Наступает золотая пора отделять зерна от плевел. Приближается момент для того, чтобы проявить и обозначить неповторимое лицо Сапгира, чтобы вывести его из ряда поэтов “неподцензурного русского литературного авангарда”, коих Шраеры на первой странице своего исследования насчитали чертову дюжину. Пора и проложить границу между Сапгиром и его бледными эпигонами, обкушавшимися случайной славой в недавнюю литературную эпоху.

Да, фокус в том, что Сапгир сохранял редчайшую способность к творческому движению, к обновлению. Это знают все. Он был вечно свеж, вечно нов. Как вчера родился. Готов идти небывалыми путями. Готов начать сызнова, от нуля. Кто еще в Москве являл столько свежести в те глухие времена? Не знаю. Всё вокруг него — локальнее и скупее. Все, кого можно любить. Патологической свободой, звериной грацией он напоминает другого москвича, Пастернака. Вам не кажется? На фоне окоченевших современников и псевдопродолжателей он являет поэтический опыт фонтанирующей новизны.

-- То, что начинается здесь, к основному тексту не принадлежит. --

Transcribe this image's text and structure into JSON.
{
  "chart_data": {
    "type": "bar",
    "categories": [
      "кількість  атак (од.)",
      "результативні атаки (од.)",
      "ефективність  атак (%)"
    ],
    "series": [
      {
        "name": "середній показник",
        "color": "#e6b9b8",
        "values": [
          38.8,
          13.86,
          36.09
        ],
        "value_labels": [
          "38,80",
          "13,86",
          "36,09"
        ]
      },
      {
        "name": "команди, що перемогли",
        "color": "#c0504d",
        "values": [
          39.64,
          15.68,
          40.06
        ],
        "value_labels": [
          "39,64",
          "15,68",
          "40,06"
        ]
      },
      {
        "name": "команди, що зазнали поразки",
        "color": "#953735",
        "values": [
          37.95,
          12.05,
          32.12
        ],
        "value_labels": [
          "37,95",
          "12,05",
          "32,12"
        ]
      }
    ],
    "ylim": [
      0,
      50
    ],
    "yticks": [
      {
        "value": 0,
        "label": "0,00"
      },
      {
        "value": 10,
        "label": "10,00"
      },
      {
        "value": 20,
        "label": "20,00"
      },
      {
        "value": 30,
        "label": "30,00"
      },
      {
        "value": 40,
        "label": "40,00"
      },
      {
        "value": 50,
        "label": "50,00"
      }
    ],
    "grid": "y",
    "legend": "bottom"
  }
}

Но это не следование моде, по поговорке “из моды в моду, остатки в воду”. Это едва ли реакция “на подводные изменения вкусов и приоритетов интеллигенции”.

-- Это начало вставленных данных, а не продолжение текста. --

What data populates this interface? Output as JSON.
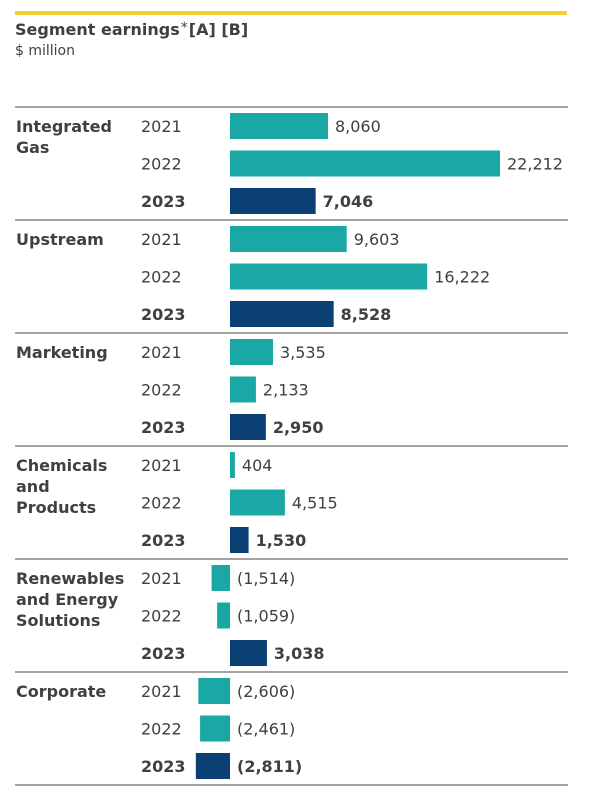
{
  "title": {
    "main": "Segment earnings",
    "asterisk": "*",
    "notes": "[A] [B]"
  },
  "unit": "$ million",
  "colors": {
    "prior_years": "#1aa8a5",
    "current_year": "#0c3f74",
    "accent_line": "#f5d033",
    "text": "#404040",
    "rule": "#6e6e6e"
  },
  "chart_data": {
    "type": "bar",
    "orientation": "horizontal",
    "title": "Segment earnings",
    "unit": "$ million",
    "series_years": [
      "2021",
      "2022",
      "2023"
    ],
    "highlight_year": "2023",
    "groups": [
      {
        "label": [
          "Integrated",
          "Gas"
        ],
        "values": [
          8060,
          22212,
          7046
        ],
        "labels": [
          "8,060",
          "22,212",
          "7,046"
        ]
      },
      {
        "label": [
          "Upstream"
        ],
        "values": [
          9603,
          16222,
          8528
        ],
        "labels": [
          "9,603",
          "16,222",
          "8,528"
        ]
      },
      {
        "label": [
          "Marketing"
        ],
        "values": [
          3535,
          2133,
          2950
        ],
        "labels": [
          "3,535",
          "2,133",
          "2,950"
        ]
      },
      {
        "label": [
          "Chemicals",
          "and",
          "Products"
        ],
        "values": [
          404,
          4515,
          1530
        ],
        "labels": [
          "404",
          "4,515",
          "1,530"
        ]
      },
      {
        "label": [
          "Renewables",
          "and Energy",
          "Solutions"
        ],
        "values": [
          -1514,
          -1059,
          3038
        ],
        "labels": [
          "(1,514)",
          "(1,059)",
          "3,038"
        ]
      },
      {
        "label": [
          "Corporate"
        ],
        "values": [
          -2606,
          -2461,
          -2811
        ],
        "labels": [
          "(2,606)",
          "(2,461)",
          "(2,811)"
        ]
      }
    ]
  }
}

Это не жонглирование рассудочными изобретениями и не произвольно-игровая смена ролей и масок. Точен в деталях и все-таки не прав в главном Кривулин, пишущий, что “у Сапгира было много ролей, по крайней мере несколько различных литературных масок: официальный детский поэт и драматург, подпольный стихотворец-авангардист, впервые обратившийся к живой новомосковской речевой практике, сюрреалист, использовавший при создании поэтических текстов опыт современной живописи и киномонтажа, неоклассик, отважившийся „перебелить” черновики Пушкина, визионер-метафизик, озабоченный возвышенными поисками Бога путем поэзии, автор издевательских считалок, речевок, вошедших в фольклор (типа „Я хочу иметь детей / От коробки скоростей”). Все это Сапгир. Его словесные маски суть масленичные, праздничные личины…” То, что мы называем “ролью”, то, что мы называем “маской”, в нашем случае правильнее было бы именовать гранями романтической личности, не удовлетворенной тесными пределами существования. Мне кажется, нет оснований сомневаться в том, что в поэзии Сапгира есть единый, пусть и трудноопределимый, личностный центр.

Воля к обновлению — это не рассредоточение творческой личности, тем более не потеря ее. Комментируя сапгировскую книгу “Терцихи Генриха Буфарева”, Шраеры угадали родство Сапгира с великим португальцем Фернандо Пессоа, создавшим несколько поэтов-гетеронимов. Правда, при этом они объяснили появление гетеронима у Сапгира не слишком оригинально — игрой “в классики и с классикой”. Что означает эта формула — Бог весть. Но только не нужно, думаю, считать гетеронимию Сапгира выражением деперсонализации, клиническим случаем распада авторского “я” на манер персонажа Пиранделло. И в случае Пессоа, и в случае Сапгира здесь скорей имеет место попытка нащупать новые ресурсы самопознания, объективировать субъективно-личное начало.

Сапгир на самом деле замечательный и в высшей степени характерный для второй половины ХХ века поэт. Он ответил на чад и бред эпохи. В его стихах есть мощный резонанс на ее важнейшее содержание. Есть много близкого тому художественному поиску, который велся тогда в изобразительном искусстве. Но Сапгир все-таки вовсе не определял лицо тогдашней поэзии, и если влиял — то не на всех. Да и что нам до его последователей, которые оказались, как правило, содержательно беднее Сапгира.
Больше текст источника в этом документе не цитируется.